ZFIN ID: ZDB-PUB-001130-6
Evolution of Hoxa-11 in lineages phylogenetically positioned along the fin-limb transition
Chiu, C.-H., Nonaka, D., Xue, L., Amemiya, C.T., and Wagner, G.P.
HOXA11 is a transcription factor implicated in paired appendage development. To identify signatures of evolutionary change in the structural, and putative functional, domains of HOXA11, we studied its evolution in tetrapod and nontetrapod lineages that represent approximately 1.5 billion years of evolutionary time. Here, Hoxa-11 gene proper sequences were determined for frog (Xenopus tropicalis), coelacanth (Latimeria chalumnae), common zebrafish (Danio rerio; Hoxa-11a and Hoxa-11b paralogs), and giant zebrafish (D. aequipinnatus; Hoxa-11b) and aligned against previously published Hoxa-11 sequences of human, mouse, chick, and newt.

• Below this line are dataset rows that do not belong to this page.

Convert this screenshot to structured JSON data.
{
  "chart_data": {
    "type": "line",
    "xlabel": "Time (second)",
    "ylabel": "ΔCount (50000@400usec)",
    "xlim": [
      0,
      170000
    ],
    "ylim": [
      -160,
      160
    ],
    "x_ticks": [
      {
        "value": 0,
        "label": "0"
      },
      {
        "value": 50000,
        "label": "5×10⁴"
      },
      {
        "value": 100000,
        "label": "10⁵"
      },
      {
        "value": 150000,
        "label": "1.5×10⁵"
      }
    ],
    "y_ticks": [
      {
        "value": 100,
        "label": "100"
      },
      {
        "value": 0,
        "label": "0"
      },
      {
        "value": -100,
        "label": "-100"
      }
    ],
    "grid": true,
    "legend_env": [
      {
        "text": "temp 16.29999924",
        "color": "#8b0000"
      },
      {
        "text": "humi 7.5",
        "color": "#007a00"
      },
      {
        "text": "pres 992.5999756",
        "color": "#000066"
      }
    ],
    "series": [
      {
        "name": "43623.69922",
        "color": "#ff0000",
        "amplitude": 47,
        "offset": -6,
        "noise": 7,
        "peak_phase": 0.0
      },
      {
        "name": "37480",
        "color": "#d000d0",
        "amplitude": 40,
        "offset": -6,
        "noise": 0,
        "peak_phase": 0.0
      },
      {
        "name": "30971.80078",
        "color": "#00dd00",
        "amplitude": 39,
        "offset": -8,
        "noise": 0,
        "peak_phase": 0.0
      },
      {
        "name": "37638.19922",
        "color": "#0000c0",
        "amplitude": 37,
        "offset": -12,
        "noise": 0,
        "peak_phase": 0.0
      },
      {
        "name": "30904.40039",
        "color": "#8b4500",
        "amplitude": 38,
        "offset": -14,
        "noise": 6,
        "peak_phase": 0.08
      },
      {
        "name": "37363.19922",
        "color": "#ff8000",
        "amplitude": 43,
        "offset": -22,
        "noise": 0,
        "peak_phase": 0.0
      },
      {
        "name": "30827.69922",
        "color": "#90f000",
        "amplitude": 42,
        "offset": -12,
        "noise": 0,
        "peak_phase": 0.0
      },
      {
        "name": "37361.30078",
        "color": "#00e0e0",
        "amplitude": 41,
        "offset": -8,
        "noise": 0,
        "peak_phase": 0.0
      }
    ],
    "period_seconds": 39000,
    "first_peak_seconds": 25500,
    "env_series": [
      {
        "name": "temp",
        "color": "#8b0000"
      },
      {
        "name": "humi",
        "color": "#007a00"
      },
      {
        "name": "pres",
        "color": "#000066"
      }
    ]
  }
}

Based on aligned Hoxa-11 amino acid sequences, the protein was demarcated into three segments: Domains I (N-terminal) and III (homeobox + C-terminal), which varied slightly in rates and patterns of evolution, and a variable, overall hydrophilic region (HyD), which partially overlaps with Domain I. As judged by character reconstructions of HOXA11 Domains I and III, no significant changes in rates of coding sequence evolution occurred in tetrapods (frog and chick), relative to coelacanth (a lobe-finned fish), i.e., across the fin-limb transition. Accelerated rates of Hoxa-11 coding sequence evolution were observed for the mammalian and newt lineages. This was shown to be a gene-specific phenomenon. The duplicated Hoxa-11a and Hoxa-11b genes of zebrafish exhibited accelerated rates of evolution and accumulated substitutions at sites that are conserved among coelacanth and all tetrapods examined. Amino acid sequence comparisons of the HyD of HOXA11 suggested that a putative repressor subdomain, containing stretches of consecutive alanine residues, emerged within the tetrapods. A high degree of nucleotide conservation in the 5' half of the Hoxa-11 intron was observed for tetrapod and nontetrapod lineages. Using electrophoretic mobility shift assays, a 35-bp intron sequence, which is 100% conserved in all Hoxa-11 loci except for the zebrafish Hoxa-11a paralog, was found to bind protein(s) in HeLa and chick whole-cell extracts.